上一次來敖德薩,是深冬。那時的黑海,寧靜無瀾,有如一塊巨大無比的藍黑色寶石。而這次,三月最後一天,春意盎然,海風挾裹着淡淡的鹹味,撲面而來,海水卻變換了色澤,隨着航運的繁忙而泛起層層疊疊的漣漪,質感由深沉的寶石變爲滑潤的絲綢。

顧以涵從未想過自己又能出現在這座童話般的城市。

她與孟巖昔徹底失去聯絡之後,於悔恨和煎熬中過了一個乏善可陳的春節,而後無視李坦和魏忱忱的挽留,孤身返回K市。很快,她在學校裏謀到兩份兼職——餘教授的助理和圖書管理員。一年多的時間,她勤奮好學且持之以恆,把每個任務都做到最好。餘教授很是賞識她,所以出國訪問時特意加了一個名額,邀請她同去。

當顧以涵得知此次訪問目的地是俄羅斯及周邊各國時,第一反應就是婉言謝絕,“教授,我不懂俄語,去了也是給您添亂。”

餘教授卻說:“你不是不想去,而是害怕那些流言蜚語。怕什麼?身正不怕影子斜,清者自清。”

“原來您也知道了……”顧以涵無奈地笑笑。

“放心吧,我這次訪問帶夫人同去,你的任務除了幫我整理資料和講稿,還要幫我陪夫人逛街購物。”餘教授笑道,“至於語言方面,你無須擔心,我年輕時候在蘇聯上過大學,日常用語還沒忘光。”

顧以涵還是猶豫不決,“這學期我們班有幾個稀缺的實習機會,我想爭取一下,進到K市電視臺……如果跟您出國,恐怕會耽誤。”

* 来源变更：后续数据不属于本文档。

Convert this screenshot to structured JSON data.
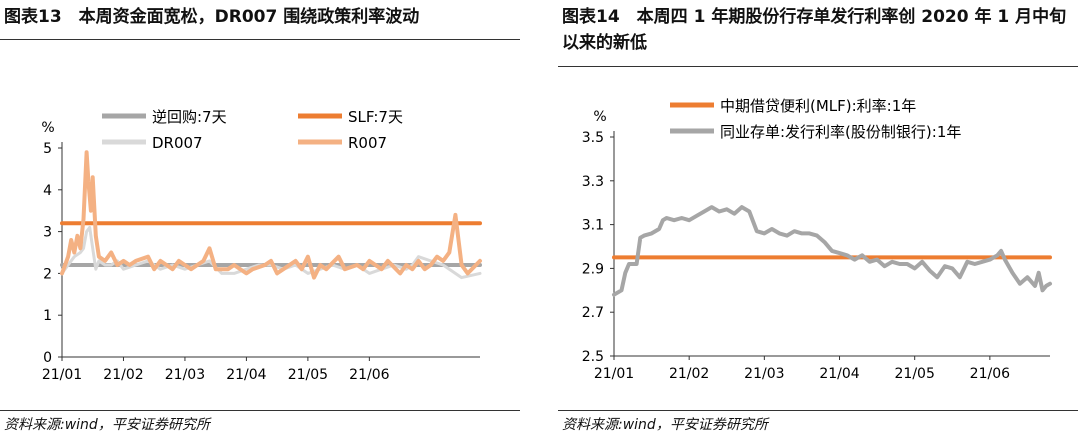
{
  "left": {
    "title": "图表13　本周资金面宽松，DR007 围绕政策利率波动",
    "source": "资料来源:wind，平安证券研究所",
    "chart_data": {
      "type": "line",
      "ylabel": "%",
      "ylim": [
        0,
        5
      ],
      "yticks": [
        "0",
        "1",
        "2",
        "3",
        "4",
        "5"
      ],
      "xlim": [
        0,
        6.8
      ],
      "xticks": [
        {
          "label": "21/01",
          "x": 0
        },
        {
          "label": "21/02",
          "x": 1
        },
        {
          "label": "21/03",
          "x": 2
        },
        {
          "label": "21/04",
          "x": 3
        },
        {
          "label": "21/05",
          "x": 4
        },
        {
          "label": "21/06",
          "x": 5
        }
      ],
      "legend": [
        {
          "name": "逆回购:7天",
          "color": "#A6A6A6"
        },
        {
          "name": "SLF:7天",
          "color": "#ED7D31"
        },
        {
          "name": "DR007",
          "color": "#D9D9D9"
        },
        {
          "name": "R007",
          "color": "#F4B183"
        }
      ],
      "series": [
        {
          "name": "逆回购:7天",
          "color": "#A6A6A6",
          "width": 4,
          "x": [
            0,
            6.8
          ],
          "y": [
            2.2,
            2.2
          ]
        },
        {
          "name": "SLF:7天",
          "color": "#ED7D31",
          "width": 4,
          "x": [
            0,
            6.8
          ],
          "y": [
            3.2,
            3.2
          ]
        },
        {
          "name": "DR007",
          "color": "#D9D9D9",
          "width": 3,
          "x": [
            0,
            0.1,
            0.2,
            0.3,
            0.35,
            0.4,
            0.45,
            0.5,
            0.55,
            0.6,
            0.7,
            0.8,
            0.9,
            1.0,
            1.2,
            1.4,
            1.6,
            1.8,
            2.0,
            2.2,
            2.4,
            2.6,
            2.8,
            3.0,
            3.2,
            3.4,
            3.6,
            3.8,
            4.0,
            4.2,
            4.4,
            4.6,
            4.8,
            5.0,
            5.2,
            5.4,
            5.6,
            5.7,
            5.8,
            6.0,
            6.2,
            6.5,
            6.8
          ],
          "y": [
            2.0,
            2.2,
            2.4,
            2.5,
            2.6,
            3.0,
            3.1,
            2.6,
            2.1,
            2.3,
            2.2,
            2.2,
            2.3,
            2.1,
            2.2,
            2.3,
            2.1,
            2.2,
            2.1,
            2.2,
            2.3,
            2.0,
            2.0,
            2.1,
            2.2,
            2.2,
            2.1,
            2.2,
            2.0,
            2.1,
            2.2,
            2.1,
            2.2,
            2.0,
            2.1,
            2.2,
            2.1,
            2.2,
            2.4,
            2.3,
            2.2,
            1.9,
            2.0
          ]
        },
        {
          "name": "R007",
          "color": "#F4B183",
          "width": 4,
          "x": [
            0,
            0.1,
            0.15,
            0.2,
            0.25,
            0.3,
            0.35,
            0.4,
            0.43,
            0.47,
            0.5,
            0.55,
            0.6,
            0.7,
            0.8,
            0.9,
            1.0,
            1.1,
            1.2,
            1.4,
            1.5,
            1.6,
            1.7,
            1.8,
            1.9,
            2.0,
            2.1,
            2.3,
            2.4,
            2.5,
            2.7,
            2.8,
            3.0,
            3.1,
            3.3,
            3.4,
            3.5,
            3.6,
            3.8,
            3.9,
            4.0,
            4.1,
            4.2,
            4.3,
            4.5,
            4.6,
            4.8,
            4.9,
            5.0,
            5.2,
            5.3,
            5.5,
            5.6,
            5.7,
            5.8,
            5.9,
            6.0,
            6.1,
            6.2,
            6.3,
            6.4,
            6.5,
            6.6,
            6.8
          ],
          "y": [
            2.0,
            2.4,
            2.8,
            2.5,
            2.9,
            2.6,
            3.3,
            4.9,
            4.2,
            3.5,
            4.3,
            2.9,
            2.4,
            2.3,
            2.5,
            2.2,
            2.3,
            2.2,
            2.3,
            2.4,
            2.1,
            2.3,
            2.2,
            2.1,
            2.3,
            2.2,
            2.1,
            2.3,
            2.6,
            2.1,
            2.1,
            2.2,
            2.0,
            2.1,
            2.2,
            2.3,
            2.0,
            2.1,
            2.3,
            2.1,
            2.4,
            1.9,
            2.2,
            2.1,
            2.4,
            2.1,
            2.2,
            2.1,
            2.3,
            2.1,
            2.3,
            2.0,
            2.2,
            2.1,
            2.3,
            2.1,
            2.2,
            2.4,
            2.3,
            2.5,
            3.4,
            2.2,
            2.0,
            2.3
          ]
        }
      ]
    }
  },
  "right": {
    "title": "图表14　本周四 1 年期股份行存单发行利率创 2020 年 1 月中旬以来的新低",
    "source": "资料来源:wind，平安证券研究所",
    "chart_data": {
      "type": "line",
      "ylabel": "%",
      "ylim": [
        2.5,
        3.5
      ],
      "yticks": [
        "2.5",
        "2.7",
        "2.9",
        "3.1",
        "3.3",
        "3.5"
      ],
      "xlim": [
        0,
        5.8
      ],
      "xticks": [
        {
          "label": "21/01",
          "x": 0
        },
        {
          "label": "21/02",
          "x": 1
        },
        {
          "label": "21/03",
          "x": 2
        },
        {
          "label": "21/04",
          "x": 3
        },
        {
          "label": "21/05",
          "x": 4
        },
        {
          "label": "21/06",
          "x": 5
        }
      ],
      "legend": [
        {
          "name": "中期借贷便利(MLF):利率:1年",
          "color": "#ED7D31"
        },
        {
          "name": "同业存单:发行利率(股份制银行):1年",
          "color": "#A6A6A6"
        }
      ],
      "series": [
        {
          "name": "中期借贷便利(MLF):利率:1年",
          "color": "#ED7D31",
          "width": 4,
          "x": [
            0,
            5.8
          ],
          "y": [
            2.95,
            2.95
          ]
        },
        {
          "name": "同业存单:发行利率(股份制银行):1年",
          "color": "#A6A6A6",
          "width": 4,
          "x": [
            0,
            0.1,
            0.15,
            0.2,
            0.3,
            0.35,
            0.4,
            0.5,
            0.6,
            0.65,
            0.7,
            0.8,
            0.9,
            1.0,
            1.1,
            1.2,
            1.3,
            1.4,
            1.5,
            1.6,
            1.7,
            1.8,
            1.9,
            2.0,
            2.1,
            2.2,
            2.3,
            2.4,
            2.5,
            2.6,
            2.7,
            2.8,
            2.9,
            3.0,
            3.1,
            3.2,
            3.3,
            3.4,
            3.5,
            3.6,
            3.7,
            3.8,
            3.9,
            4.0,
            4.1,
            4.2,
            4.3,
            4.4,
            4.5,
            4.6,
            4.7,
            4.8,
            4.9,
            5.0,
            5.1,
            5.15,
            5.2,
            5.3,
            5.4,
            5.5,
            5.6,
            5.65,
            5.7,
            5.75,
            5.8
          ],
          "y": [
            2.78,
            2.8,
            2.88,
            2.92,
            2.92,
            3.04,
            3.05,
            3.06,
            3.08,
            3.12,
            3.13,
            3.12,
            3.13,
            3.12,
            3.14,
            3.16,
            3.18,
            3.16,
            3.17,
            3.15,
            3.18,
            3.16,
            3.07,
            3.06,
            3.08,
            3.06,
            3.05,
            3.07,
            3.06,
            3.06,
            3.05,
            3.02,
            2.98,
            2.97,
            2.96,
            2.94,
            2.96,
            2.93,
            2.94,
            2.91,
            2.93,
            2.92,
            2.92,
            2.9,
            2.93,
            2.89,
            2.86,
            2.91,
            2.9,
            2.86,
            2.93,
            2.92,
            2.93,
            2.94,
            2.96,
            2.98,
            2.94,
            2.88,
            2.83,
            2.86,
            2.82,
            2.88,
            2.8,
            2.82,
            2.83
          ]
        }
      ]
    }
  }
}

餘教授說:“爲期十天的訪問安排,一轉眼就回來了。到那時,我給你寫一封推薦信,再加上你本身的能力,好單位肯定搶着要你。就這麼說定了啊!”

“哦……好吧……”

簽證辦理的效率很高,從北京出發後,顧以涵仔細閱讀了日程表,發覺每一天都被安排得滿滿當當,連偷懶開小差的時間都沒有。莫斯科、維爾紐斯、阿斯塔納、塔什幹、基輔,五座各具特色的首都城市,她只能浮光掠影地一帶而過,卻無置身其中感受民風民俗的機會。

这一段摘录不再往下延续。